Fidelis Waldvogel, a German veteran of the Great War emigrated to America after marrying Eva Kalb, the fiance of his deceased war comrade whose child Eva was carrying. Fidelis makes his way across America until his money runs out in Argus, North Dakota. Fidelis is a master butcher (an singer of German lieder) and opens a shop in the town. Delphine Watzka, a native of Argus, have been touring with Cyprian Lazarre with a vaudevillian gymnastic act. She and Cyprian are close but have a sort of semi-sexual relationship. She discovers by chance that Cyprian is a homosexual. Delphine and Cyprian return to Argus to look after her alcoholic father. They encounter in his ramshackle home a horrible smell that he can't detect in his drunken stupor. They discover to their horror that three people had died in his basement, trapped after a drink-fueled party. Sheriff Hock suspects this may have been something other than unintended and pursues the matter intermittently over several years. Roy is a widower in long-term grief over his deceased wife, Minnie, Delphine's mother, whom she never knew. Delphine and Cyprian set up housekeeping in Roy's house, giving the false impression that they are married.

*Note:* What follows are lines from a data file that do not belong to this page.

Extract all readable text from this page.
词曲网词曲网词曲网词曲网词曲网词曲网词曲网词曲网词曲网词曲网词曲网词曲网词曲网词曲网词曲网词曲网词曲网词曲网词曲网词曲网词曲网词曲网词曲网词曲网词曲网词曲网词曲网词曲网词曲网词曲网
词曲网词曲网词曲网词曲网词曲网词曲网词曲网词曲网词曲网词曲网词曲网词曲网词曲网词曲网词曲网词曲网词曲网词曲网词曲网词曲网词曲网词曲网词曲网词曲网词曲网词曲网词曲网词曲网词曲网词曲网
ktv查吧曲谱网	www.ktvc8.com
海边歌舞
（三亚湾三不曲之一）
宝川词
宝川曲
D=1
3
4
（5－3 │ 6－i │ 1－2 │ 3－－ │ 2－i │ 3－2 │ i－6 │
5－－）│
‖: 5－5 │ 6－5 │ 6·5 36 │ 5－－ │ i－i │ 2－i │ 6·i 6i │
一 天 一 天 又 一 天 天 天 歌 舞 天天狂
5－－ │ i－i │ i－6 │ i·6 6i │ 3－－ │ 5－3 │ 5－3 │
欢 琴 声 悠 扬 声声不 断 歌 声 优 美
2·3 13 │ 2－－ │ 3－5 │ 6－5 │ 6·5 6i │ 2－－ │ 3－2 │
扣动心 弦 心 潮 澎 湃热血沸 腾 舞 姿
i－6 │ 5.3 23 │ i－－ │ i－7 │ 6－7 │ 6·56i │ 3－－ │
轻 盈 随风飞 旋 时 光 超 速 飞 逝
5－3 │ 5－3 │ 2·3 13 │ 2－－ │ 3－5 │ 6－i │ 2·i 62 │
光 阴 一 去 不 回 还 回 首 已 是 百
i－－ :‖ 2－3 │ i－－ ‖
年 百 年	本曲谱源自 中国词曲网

Delphine and Cyprian have abandoned their road act and she finds work in Fidelis's shop where she become close to Eva and her four sons. Eva contracts cancer and dies a protracted, painful death; Delphine's tender care hindered cruelly by Fidelis's scornful and mean sister, Tante. Delphine becomes increasingly close to Fidelis's sons, particularly Markus, a sensitive and imaginative boy. Tante persuades Fidelis to allow the boys, except Franz, the oldest, to return with her to Germany, but Markus becomes ill before their departure and stays in Argus.

Roy falls deeper into alcoholism, but has times when he is on the wagon. He connects with an eccentric women nicknamed Step-and-a-Half because of her odd stride. Step-in-a-Half is a rag picker and junk collector who eventually opens a junk store where Roy assists her.

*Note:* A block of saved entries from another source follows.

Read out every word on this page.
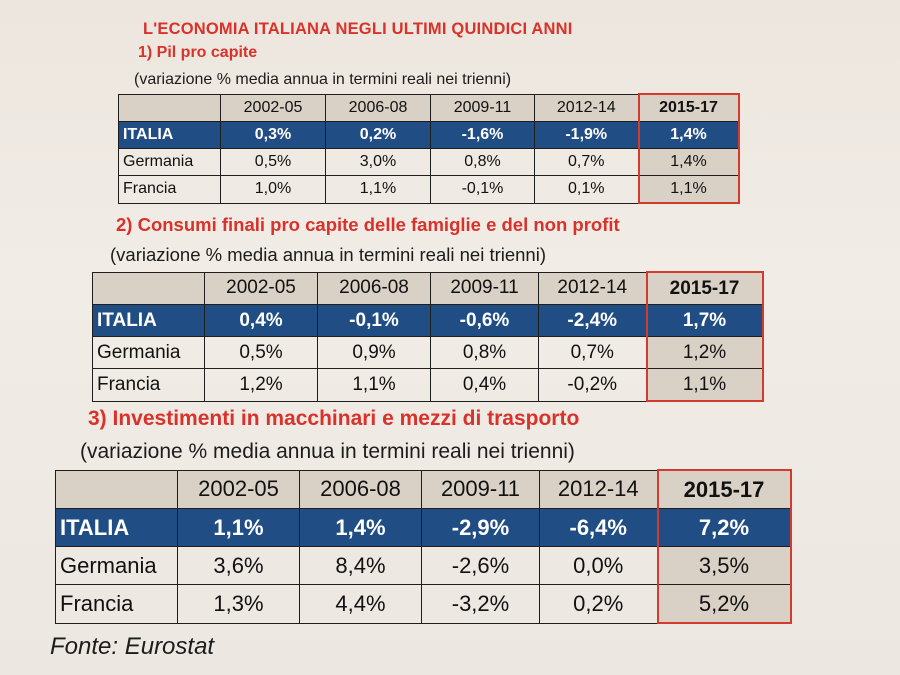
L'ECONOMIA ITALIANA NEGLI ULTIMI QUINDICI ANNI
1) Pil pro capite
(variazione % media annua in termini reali nei trienni)
	2002-05	2006-08	2009-11	2012-14	2015-17
ITALIA	0,3%	0,2%	-1,6%	-1,9%	1,4%
Germania	0,5%	3,0%	0,8%	0,7%	1,4%
Francia	1,0%	1,1%	-0,1%	0,1%	1,1%
2) Consumi finali pro capite delle famiglie e del non profit
(variazione % media annua in termini reali nei trienni)
	2002-05	2006-08	2009-11	2012-14	2015-17
ITALIA	0,4%	-0,1%	-0,6%	-2,4%	1,7%
Germania	0,5%	0,9%	0,8%	0,7%	1,2%
Francia	1,2%	1,1%	0,4%	-0,2%	1,1%
3) Investimenti in macchinari e mezzi di trasporto
(variazione % media annua in termini reali nei trienni)
	2002-05	2006-08	2009-11	2012-14	2015-17
ITALIA	1,1%	1,4%	-2,9%	-6,4%	7,2%
Germania	3,6%	8,4%	-2,6%	0,0%	3,5%
Francia	1,3%	4,4%	-3,2%	0,2%	5,2%
Fonte: Eurostat
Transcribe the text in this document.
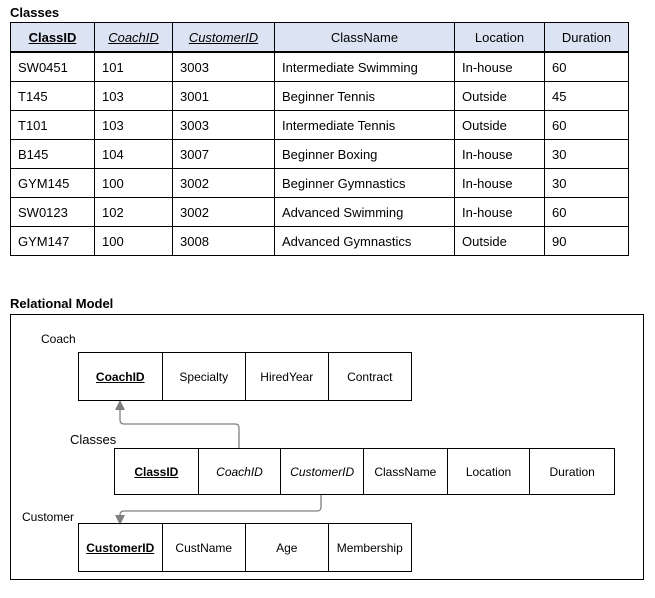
Classes
ClassID	CoachID	CustomerID	ClassName	Location	Duration
SW0451	101	3003	Intermediate Swimming	In-house	60
T145	103	3001	Beginner Tennis	Outside	45
T101	103	3003	Intermediate Tennis	Outside	60
B145	104	3007	Beginner Boxing	In-house	30
GYM145	100	3002	Beginner Gymnastics	In-house	30
SW0123	102	3002	Advanced Swimming	In-house	60
GYM147	100	3008	Advanced Gymnastics	Outside	90
Relational Model
Coach
CoachID	Specialty	HiredYear	Contract
Classes
ClassID	CoachID	CustomerID	ClassName	Location	Duration
Customer
CustomerID	CustName	Age	Membership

Cyprian leaves and Delphine tells Fidelis that they were never married. Fidelis has feelings for Delphine, but does not want to tread on Cyprian's ties to her, especially as Cyprian had bravely rescued Markus from being entrapped under a collapsed pile of dirt. Fidelis and Delphine eventually marry and she becomes a devoted step mother to Franz and Markus.

Clarisse, the town's undertaker, is Delphine's long-time friend and the object of Sheriff Hock's romantic obsession. Clarisse persistently rejects Hock's attention until, to pressure her into a relationship, he confronts her with a contrived claim that she somehow was implicated in the three deaths. Clarisse kills Hock and flees the town to start a new life somewhere not known to anybody.

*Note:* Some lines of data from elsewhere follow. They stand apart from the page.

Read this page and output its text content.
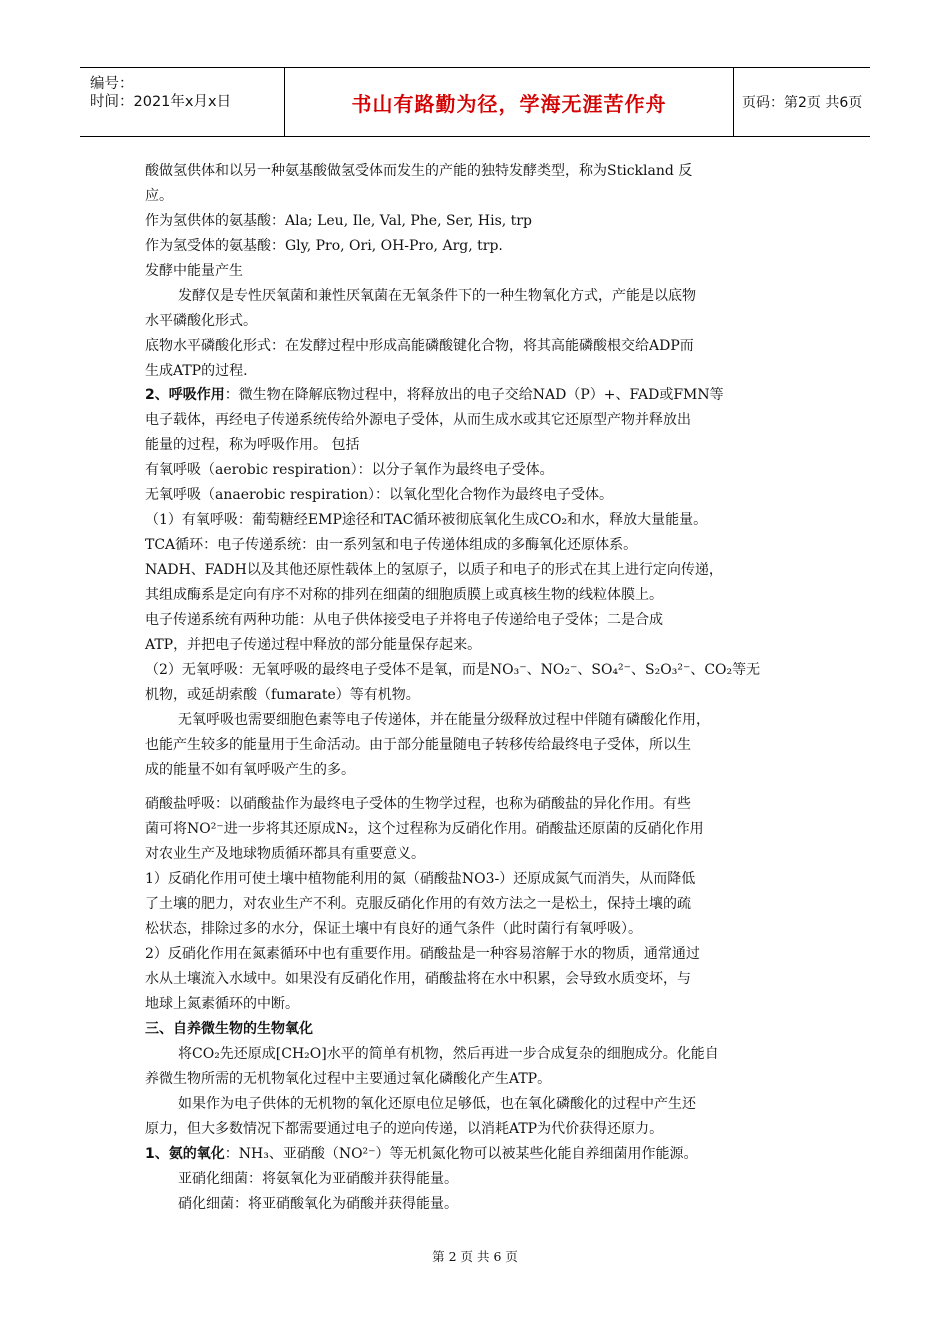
编号：
时间：2021年x月x日	书山有路勤为径，学海无涯苦作舟	页码：第2页 共6页
酸做氢供体和以另一种氨基酸做氢受体而发生的产能的独特发酵类型，称为Stickland 反
应。
作为氢供体的氨基酸：Ala; Leu, Ile, Val, Phe, Ser, His, trp
作为氢受体的氨基酸：Gly, Pro, Ori, OH-Pro, Arg, trp.
发酵中能量产生
发酵仅是专性厌氧菌和兼性厌氧菌在无氧条件下的一种生物氧化方式，产能是以底物
水平磷酸化形式。
底物水平磷酸化形式：在发酵过程中形成高能磷酸键化合物，将其高能磷酸根交给ADP而
生成ATP的过程.
2、呼吸作用：微生物在降解底物过程中，将释放出的电子交给NAD（P）+、FAD或FMN等
电子载体，再经电子传递系统传给外源电子受体，从而生成水或其它还原型产物并释放出
能量的过程，称为呼吸作用。 包括
有氧呼吸（aerobic respiration）：以分子氧作为最终电子受体。
无氧呼吸（anaerobic respiration）：以氧化型化合物作为最终电子受体。
（1）有氧呼吸：葡萄糖经EMP途径和TAC循环被彻底氧化生成CO₂和水，释放大量能量。
TCA循环：电子传递系统：由一系列氢和电子传递体组成的多酶氧化还原体系。
NADH、FADH以及其他还原性载体上的氢原子，以质子和电子的形式在其上进行定向传递，
其组成酶系是定向有序不对称的排列在细菌的细胞质膜上或真核生物的线粒体膜上。
电子传递系统有两种功能：从电子供体接受电子并将电子传递给电子受体；二是合成
ATP，并把电子传递过程中释放的部分能量保存起来。
（2）无氧呼吸：无氧呼吸的最终电子受体不是氧，而是NO₃⁻、NO₂⁻、SO₄²⁻、S₂O₃²⁻、CO₂等无
机物，或延胡索酸（fumarate）等有机物。
无氧呼吸也需要细胞色素等电子传递体，并在能量分级释放过程中伴随有磷酸化作用，
也能产生较多的能量用于生命活动。由于部分能量随电子转移传给最终电子受体，所以生
成的能量不如有氧呼吸产生的多。
硝酸盐呼吸：以硝酸盐作为最终电子受体的生物学过程，也称为硝酸盐的异化作用。有些
菌可将NO²⁻进一步将其还原成N₂，这个过程称为反硝化作用。硝酸盐还原菌的反硝化作用
对农业生产及地球物质循环都具有重要意义。
1）反硝化作用可使土壤中植物能利用的氮（硝酸盐NO3-）还原成氮气而消失，从而降低
了土壤的肥力，对农业生产不利。克服反硝化作用的有效方法之一是松土，保持土壤的疏
松状态，排除过多的水分，保证土壤中有良好的通气条件（此时菌行有氧呼吸）。
2）反硝化作用在氮素循环中也有重要作用。硝酸盐是一种容易溶解于水的物质，通常通过
水从土壤流入水域中。如果没有反硝化作用，硝酸盐将在水中积累，会导致水质变坏，与
地球上氮素循环的中断。
三、自养微生物的生物氧化
将CO₂先还原成[CH₂O]水平的简单有机物，然后再进一步合成复杂的细胞成分。化能自
养微生物所需的无机物氧化过程中主要通过氧化磷酸化产生ATP。
如果作为电子供体的无机物的氧化还原电位足够低，也在氧化磷酸化的过程中产生还
原力，但大多数情况下都需要通过电子的逆向传递，以消耗ATP为代价获得还原力。
1、氨的氧化：NH₃、亚硝酸（NO²⁻）等无机氮化物可以被某些化能自养细菌用作能源。
亚硝化细菌：将氨氧化为亚硝酸并获得能量。
硝化细菌：将亚硝酸氧化为硝酸并获得能量。
第 2 页 共 6 页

The two youngest Waldvogel sons (twins) remain in Germany with Tante and are eventually taken into the Nazi army where Ernst is killed and Erich becomes a POW shipped to northern Minnesota. Franz and Markus join the U.S. army where Markus because of poor eyesight gets a desk job. Franz, who had been fascinated with airplanes, joins the Air Corps and survives tough missions only to be injured in a freak accident, evidently brain damaged for life. Markus and Fidelis learn of Erich's presence in the POW camp and try to visit him there, but Erich is frightened to acknowledge them for fear that fellow prisoners will harm him if his identify as an American is known. Fidelis and Delphine visit his hometown after the war, but dies of a heart attack upon returning to the states.

Roy dies and Delphine learns that Step-and-a-Half, whose heritage is from the Sioux, is really her mother and that, despite her Polish lineage, she has Native American ties.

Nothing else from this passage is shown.